The variants in 2 of our patients, P1 (p.Arg239Ter) and P3 (p.Phe54del) have been previously reported. P2 had a novel mutation, p.Gly478Cys, for which enzymatic activity data were not available. Molecular modeling predicted reduced flexibility of the protein with p.Gly478Cys. P4a had the mildest phenotype, with apparent male external genitalia, which has been described only in 2 other patients to date. The variant (p.Asn395Ser) in P4a was also novel and has been predicted in the molecular modeling to alter the orientation of A helix and secondary structure of small K′ helix and increase the stability of parallel β-sheets. However, further studies are warranted to quantify the residual enzyme activity of these novel variants.

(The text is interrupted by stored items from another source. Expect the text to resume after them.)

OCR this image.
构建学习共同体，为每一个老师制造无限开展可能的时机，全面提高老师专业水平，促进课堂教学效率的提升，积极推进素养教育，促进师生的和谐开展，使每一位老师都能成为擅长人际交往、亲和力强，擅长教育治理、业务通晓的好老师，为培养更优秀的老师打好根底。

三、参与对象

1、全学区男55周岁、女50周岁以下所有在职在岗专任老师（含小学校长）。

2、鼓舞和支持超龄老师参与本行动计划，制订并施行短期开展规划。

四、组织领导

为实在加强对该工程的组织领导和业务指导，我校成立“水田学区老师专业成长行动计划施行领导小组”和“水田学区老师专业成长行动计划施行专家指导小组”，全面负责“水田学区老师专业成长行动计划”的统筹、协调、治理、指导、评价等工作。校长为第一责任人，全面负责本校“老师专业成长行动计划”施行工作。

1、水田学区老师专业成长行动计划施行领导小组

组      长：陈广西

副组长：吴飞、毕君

The study was limited by the small sample size and retrospective collection of phenotypic data. Nevertheless, patients from our center provide a complete disease spectrum with 2 novel variants. However, functional analysis of the novel missense variants observed in patients from our center could not be performed. In the analysis of data from the literature, the correlation of clinical and biochemical phenotype with the severity and type of enzyme deficiency may be limited by evaluation at varied ages, the varied protocol for stimulation tests, and assays used for hormonal estimations as well as functional studies to estimate the residual enzyme activities. The use of immunoassays with high cross-reactivity and availability of hormonal data in a limited number of patients might have affected the inferences. Most importantly, residual enzyme activities vary greatly based on assay systems employed. Use of similar assay systems in different labs may also yield different results. Performing kinetic analysis to determine Km and Vmax of WT and mutant enzymes and then expressing Vmax/Km of the mutant as a percentage of WT is the most accurate method for measurement of residual catalytic activity. When it is measured by methods other than kinetic analysis, as noted in a few studies included in this review, the intra-assay and inter-assay variability will be even higher. Hence, the proposed novel subtype of combined severe 17OHD with residual 17α-hydroxylase activity but severe 17,20-lyase deficiency (>1%/<1%) needs further validation in prospective cohorts with robust LC-MS/MS serum biochemistry and standardized in vitro characterization of mutant CYP17A1 enzyme activity at a central laboratory. Nonetheless, this review of literature clarifies certain uncertainties in understanding 46,XY patients with 17OHD.

Conclusions

We report 4 Asian Indian index cases of 46,XY 17OHD with a variable spectrum of undervirilization, including 2 novel variants. This review of literature on 46,XY patients with 17OHD demonstrates apparent female external genitalia and female sex of rearing in the majority. The presence of hyperaldosteronism by immunoassay does not rule out 17OHD. Serum progesterone is highly sensitive for the diagnosis of 17OHD, even for those in combined partial deficiency. Fertility, TART, adrenal myelolipoma, gender dysphoria, and gonadal malignancy are rarely reported in 46,XY patients with 17OHD. External genital phenotype and serum cortisol are helpful in subtyping 17OHD, resulting from CYP17A1 pathogenic variants, based on the residual activities of individual enzyme functions. We propose that a phenotype of severe undervirilization with preserved cortisol production may represent a distinct subtype of combined severe 17OHD with residual 17α-hydroxylase activity but severe 17,20-lyase deficiency (>1%/<1%), which needs further validation.